Dosyada mevcut HSK Teftiş Kurulu Başkanlığı Başmüfettişliği’nin 26/4/2017 tarihve (37007) 2016/282-283-04/26-1 sayılı inceleme tutanağında; YARSAV Derneği’ne 2007, 2008, 2009 ve 2010 yıllarında yoğun bir üye kaydının olduğu, en yoğun üye kaydının 2010 yılında gerçekleştiği, hatta 2010 yılında gerçekleştirilen üyeliklerin son 10 yıl boyunca derneğe üye olan hakim ve Cumhuriyet savcılarının hemen hemen yarısına tekabül ettiği, 10 yıl içerisinde YARSAV Derneğine üye olanların büyük bir çoğunluğunun FETÖ/PDY silahlı terör örgütü ile irtibat ve iltisakları nedeniyle meslekten çıkarılmalarına karar verildiği, ifadelerde bahsedildiği üzere FETÖ/PDY silahlı terör örgütü ile irtibatlı ve iltisaklı hakim ve Cumhuriyet savcılarının örgüt yönetiminden aldıkları talimat doğrultusunda YARSAV Derneğini ele geçirebilmek için mezkur derneğe üye kaydı yaptırdıklarının değerlendirildiği şeklinde tespitler yapılmıştır. Dosyada mevcut belgelerde de görüleceği ve sanıkların da kabulü olduğu üzere sanıklar meslekte bulundukları 2007 yılında söz konusu derneğin üyesi olmuşlardır. Sadece Yarsav'a üye olunması delili tek başına değerlendirilerek ceza verilmesinde hükme esas olabilecek kesinlikte bir delil değildir. Bu üyeliğin nedeninin yukarıda anlatıldığı üzere derneği ele geçirme iradesiyle hareket eden örgütün amacının gerçekleşmesi için yapıldığının da belirlenmesi gerekmektedir. Ancak her iki sanığın da örgütün bu isteği doğrultusunda hareket edip derneğin ele geçirilmesine dönük üyelik yaptırdıklarına dair dosyaya yansımış başkaca bir delil bulunmamaktadır. Bu nedenle sanıkların Yarsav'a üyelik kayıtları hükme esas teşkil edebilecek şekilde sanıklar aleyhine değerlendirilmemiştir....

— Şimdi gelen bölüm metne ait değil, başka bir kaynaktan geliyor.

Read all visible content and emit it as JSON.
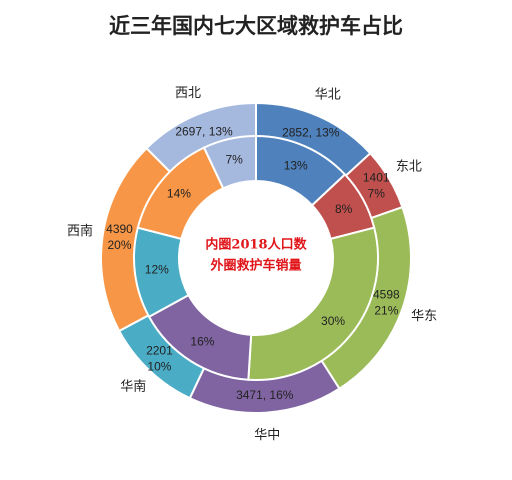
{
  "chart_data": {
    "type": "donut",
    "title": "近三年国内七大区域救护车占比",
    "center_text": [
      "内圈2018人口数",
      "外圈救护车销量"
    ],
    "categories": [
      "华北",
      "东北",
      "华东",
      "华中",
      "华南",
      "西南",
      "西北"
    ],
    "colors": [
      "#4f81bd",
      "#c0504d",
      "#9bbb59",
      "#8064a2",
      "#4bacc6",
      "#f79646",
      "#a5b8de"
    ],
    "inner_ring": {
      "name": "2018人口数",
      "values": [
        13,
        8,
        30,
        16,
        12,
        14,
        7
      ],
      "labels": [
        "13%",
        "8%",
        "30%",
        "16%",
        "12%",
        "14%",
        "7%"
      ]
    },
    "outer_ring": {
      "name": "救护车销量",
      "values": [
        2852,
        1401,
        4598,
        3471,
        2201,
        4390,
        2697
      ],
      "percents": [
        13,
        7,
        21,
        16,
        10,
        20,
        13
      ],
      "labels": [
        [
          "2852, 13%"
        ],
        [
          "1401",
          "7%"
        ],
        [
          "4598",
          "21%"
        ],
        [
          "3471, 16%"
        ],
        [
          "2201",
          "10%"
        ],
        [
          "4390",
          "20%"
        ],
        [
          "2697, 13%"
        ]
      ]
    }
  }
}
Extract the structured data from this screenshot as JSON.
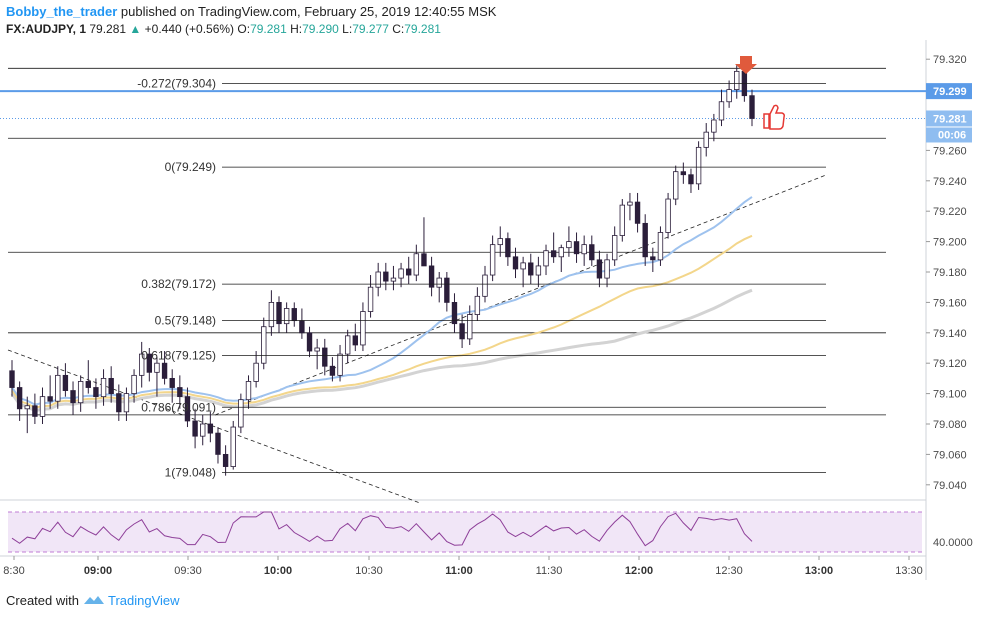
{
  "header": {
    "author": "Bobby_the_trader",
    "published": "published on TradingView.com, February 25, 2019 12:40:55 MSK",
    "symbol": "FX:AUDJPY, 1",
    "last": "79.281",
    "change": "+0.440 (+0.56%)",
    "o_label": "O:",
    "o_value": "79.281",
    "h_label": "H:",
    "h_value": "79.290",
    "l_label": "L:",
    "l_value": "79.277",
    "c_label": "C:",
    "c_value": "79.281"
  },
  "footer": {
    "created_with": "Created with",
    "brand": "TradingView"
  },
  "colors": {
    "candle_up": "#ffffff",
    "candle_down": "#2b1e3a",
    "wick": "#2b1e3a",
    "ma_fast": "#9ec2ee",
    "ma_mid": "#f3d68b",
    "ma_slow": "#d3d3d3",
    "horizontal_blue": "#5b9be8",
    "rsi_line": "#8e3f99",
    "rsi_band": "#f1e6f7",
    "arrow": "#e05a3c",
    "thumb": "#e53935"
  },
  "chart_data": {
    "type": "candlestick",
    "symbol": "FX:AUDJPY",
    "interval": "1",
    "price_axis": {
      "range": [
        79.03,
        79.33
      ],
      "ticks": [
        "79.320",
        "79.300",
        "79.280",
        "79.260",
        "79.240",
        "79.220",
        "79.200",
        "79.180",
        "79.160",
        "79.140",
        "79.120",
        "79.100",
        "79.080",
        "79.060",
        "79.040"
      ]
    },
    "time_axis": {
      "ticks": [
        "8:30",
        "09:00",
        "09:30",
        "10:00",
        "10:30",
        "11:00",
        "11:30",
        "12:00",
        "12:30",
        "13:00",
        "13:30"
      ],
      "bold": [
        "09:00",
        "10:00",
        "11:00",
        "12:00",
        "13:00"
      ]
    },
    "price_tags": [
      {
        "label": "79.299",
        "value": 79.299
      },
      {
        "label": "79.281",
        "value": 79.281
      },
      {
        "label": "00:06"
      }
    ],
    "fib_levels": [
      {
        "label": "-0.272(79.304)",
        "value": 79.304
      },
      {
        "label": "0(79.249)",
        "value": 79.249
      },
      {
        "label": "0.382(79.172)",
        "value": 79.172
      },
      {
        "label": "0.5(79.148)",
        "value": 79.148
      },
      {
        "label": "0.618(79.125)",
        "value": 79.125
      },
      {
        "label": "0.786(79.091)",
        "value": 79.091
      },
      {
        "label": "1(79.048)",
        "value": 79.048
      }
    ],
    "horizontal_lines": [
      79.314,
      79.299,
      79.268,
      79.193,
      79.14,
      79.086
    ],
    "rsi": {
      "label": "40.0000",
      "value": 40.0
    },
    "ohlc": [
      [
        79.115,
        79.122,
        79.098,
        79.104
      ],
      [
        79.104,
        79.108,
        79.082,
        79.09
      ],
      [
        79.09,
        79.098,
        79.074,
        79.092
      ],
      [
        79.092,
        79.1,
        79.08,
        79.085
      ],
      [
        79.085,
        79.104,
        79.08,
        79.098
      ],
      [
        79.098,
        79.112,
        79.09,
        79.095
      ],
      [
        79.095,
        79.118,
        79.09,
        79.112
      ],
      [
        79.112,
        79.12,
        79.098,
        79.102
      ],
      [
        79.102,
        79.108,
        79.086,
        79.094
      ],
      [
        79.094,
        79.112,
        79.088,
        79.108
      ],
      [
        79.108,
        79.122,
        79.1,
        79.104
      ],
      [
        79.104,
        79.11,
        79.09,
        79.098
      ],
      [
        79.098,
        79.116,
        79.092,
        79.11
      ],
      [
        79.11,
        79.118,
        79.094,
        79.1
      ],
      [
        79.1,
        79.106,
        79.082,
        79.088
      ],
      [
        79.088,
        79.104,
        79.082,
        79.1
      ],
      [
        79.1,
        79.116,
        79.094,
        79.112
      ],
      [
        79.112,
        79.134,
        79.104,
        79.126
      ],
      [
        79.126,
        79.13,
        79.108,
        79.114
      ],
      [
        79.114,
        79.124,
        79.098,
        79.12
      ],
      [
        79.12,
        79.128,
        79.106,
        79.11
      ],
      [
        79.11,
        79.116,
        79.094,
        79.104
      ],
      [
        79.104,
        79.112,
        79.09,
        79.098
      ],
      [
        79.098,
        79.104,
        79.078,
        79.082
      ],
      [
        79.082,
        79.09,
        79.064,
        79.072
      ],
      [
        79.072,
        79.086,
        79.066,
        79.08
      ],
      [
        79.08,
        79.088,
        79.068,
        79.074
      ],
      [
        79.074,
        79.078,
        79.054,
        79.06
      ],
      [
        79.06,
        79.066,
        79.046,
        79.052
      ],
      [
        79.052,
        79.082,
        79.05,
        79.078
      ],
      [
        79.078,
        79.1,
        79.074,
        79.096
      ],
      [
        79.096,
        79.112,
        79.09,
        79.108
      ],
      [
        79.108,
        79.128,
        79.104,
        79.12
      ],
      [
        79.12,
        79.15,
        79.116,
        79.144
      ],
      [
        79.144,
        79.168,
        79.138,
        79.16
      ],
      [
        79.16,
        79.164,
        79.14,
        79.146
      ],
      [
        79.146,
        79.16,
        79.14,
        79.156
      ],
      [
        79.156,
        79.16,
        79.144,
        79.148
      ],
      [
        79.148,
        79.156,
        79.136,
        79.14
      ],
      [
        79.14,
        79.144,
        79.124,
        79.128
      ],
      [
        79.128,
        79.136,
        79.116,
        79.13
      ],
      [
        79.13,
        79.136,
        79.112,
        79.118
      ],
      [
        79.118,
        79.124,
        79.108,
        79.112
      ],
      [
        79.112,
        79.132,
        79.108,
        79.126
      ],
      [
        79.126,
        79.142,
        79.12,
        79.138
      ],
      [
        79.138,
        79.146,
        79.128,
        79.132
      ],
      [
        79.132,
        79.16,
        79.128,
        79.154
      ],
      [
        79.154,
        79.178,
        79.15,
        79.17
      ],
      [
        79.17,
        79.186,
        79.164,
        79.18
      ],
      [
        79.18,
        79.186,
        79.168,
        79.174
      ],
      [
        79.174,
        79.184,
        79.168,
        79.176
      ],
      [
        79.176,
        79.186,
        79.17,
        79.182
      ],
      [
        79.182,
        79.19,
        79.172,
        79.178
      ],
      [
        79.178,
        79.198,
        79.174,
        79.192
      ],
      [
        79.192,
        79.216,
        79.186,
        79.184
      ],
      [
        79.184,
        79.19,
        79.164,
        79.17
      ],
      [
        79.17,
        79.18,
        79.16,
        79.176
      ],
      [
        79.176,
        79.18,
        79.154,
        79.16
      ],
      [
        79.16,
        79.166,
        79.14,
        79.146
      ],
      [
        79.146,
        79.152,
        79.13,
        79.136
      ],
      [
        79.136,
        79.158,
        79.132,
        79.152
      ],
      [
        79.152,
        79.17,
        79.148,
        79.164
      ],
      [
        79.164,
        79.184,
        79.16,
        79.178
      ],
      [
        79.178,
        79.204,
        79.174,
        79.198
      ],
      [
        79.198,
        79.21,
        79.19,
        79.202
      ],
      [
        79.202,
        79.206,
        79.184,
        79.19
      ],
      [
        79.19,
        79.196,
        79.176,
        79.182
      ],
      [
        79.182,
        79.19,
        79.17,
        79.186
      ],
      [
        79.186,
        79.192,
        79.172,
        79.178
      ],
      [
        79.178,
        79.19,
        79.17,
        79.184
      ],
      [
        79.184,
        79.198,
        79.178,
        79.194
      ],
      [
        79.194,
        79.206,
        79.186,
        79.19
      ],
      [
        79.19,
        79.198,
        79.18,
        79.196
      ],
      [
        79.196,
        79.21,
        79.19,
        79.2
      ],
      [
        79.2,
        79.206,
        79.186,
        79.192
      ],
      [
        79.192,
        79.204,
        79.184,
        79.198
      ],
      [
        79.198,
        79.204,
        79.184,
        79.188
      ],
      [
        79.188,
        79.194,
        79.17,
        79.176
      ],
      [
        79.176,
        79.192,
        79.17,
        79.188
      ],
      [
        79.188,
        79.21,
        79.184,
        79.204
      ],
      [
        79.204,
        79.228,
        79.2,
        79.224
      ],
      [
        79.224,
        79.232,
        79.214,
        79.226
      ],
      [
        79.226,
        79.232,
        79.206,
        79.212
      ],
      [
        79.212,
        79.218,
        79.184,
        79.19
      ],
      [
        79.19,
        79.196,
        79.18,
        79.188
      ],
      [
        79.188,
        79.21,
        79.184,
        79.206
      ],
      [
        79.206,
        79.232,
        79.202,
        79.228
      ],
      [
        79.228,
        79.25,
        79.224,
        79.246
      ],
      [
        79.246,
        79.252,
        79.238,
        79.244
      ],
      [
        79.244,
        79.248,
        79.232,
        79.238
      ],
      [
        79.238,
        79.266,
        79.234,
        79.262
      ],
      [
        79.262,
        79.278,
        79.256,
        79.272
      ],
      [
        79.272,
        79.284,
        79.266,
        79.28
      ],
      [
        79.28,
        79.3,
        79.276,
        79.292
      ],
      [
        79.292,
        79.306,
        79.288,
        79.3
      ],
      [
        79.3,
        79.316,
        79.294,
        79.312
      ],
      [
        79.312,
        79.318,
        79.292,
        79.296
      ],
      [
        79.296,
        79.3,
        79.276,
        79.281
      ]
    ]
  }
}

Sanıklarla ilgili toplanan ve mahkememizce kabul edilen tüm deliller birlikte değerlendirildiğinde sanıkların yukarıda izah edilen eylem çeşitliliği ve sürekliliği de sergileyerek örgütle bağ kurarak hiyerarşisine dahil oldukları yönünde mahkumiyetlerine yeter delil bulunmadığından sanıkların 5271 sayılı CMK'nun 223/2-e maddesi gereğince beraatına karar ... [verilmiştir.]''

28. Başsavcılık ve başvurucu karara karşı istinaf kanun yoluna başvurmuşlar, istinaf incelemesini yapan İstanbul Bölge Adliye Mahkemesi 2. Ceza Dairesi 14/1/2020 tarihinde istinaf başvurusunun esastan reddine karar vermiştir.

29. Dava, bireysel başvurunun incelendiği tarih itibarıyla temyiz incelemesinde derdesttir.

IV. İLGİLİ HUKUK

30. İlgili hukuk için bkz. Mustafa Özterzi [GK], B. No: 2016/14597, 31/10/2019, §§ 33-48.

V. İNCELEME VE GEREKÇE

31. Mahkemenin 4/11/2020 tarihinde yapmış olduğu toplantıda başvuru incelenip gereği düşünüldü:

A. Gözaltının Hukuki Olmadığına İlişkin İddia

1. Başvurucunun İddiaları

32. Başvurucu, somut ve inandırıcı bir delil olmadığı ve suçüstü hâli bulunmadığı hâlde hukuka aykırı olarak gözaltına alındığını belirterek kişi hürriyeti ve güvenliği hakkının ihlal edildiğini ileri sürmüştür.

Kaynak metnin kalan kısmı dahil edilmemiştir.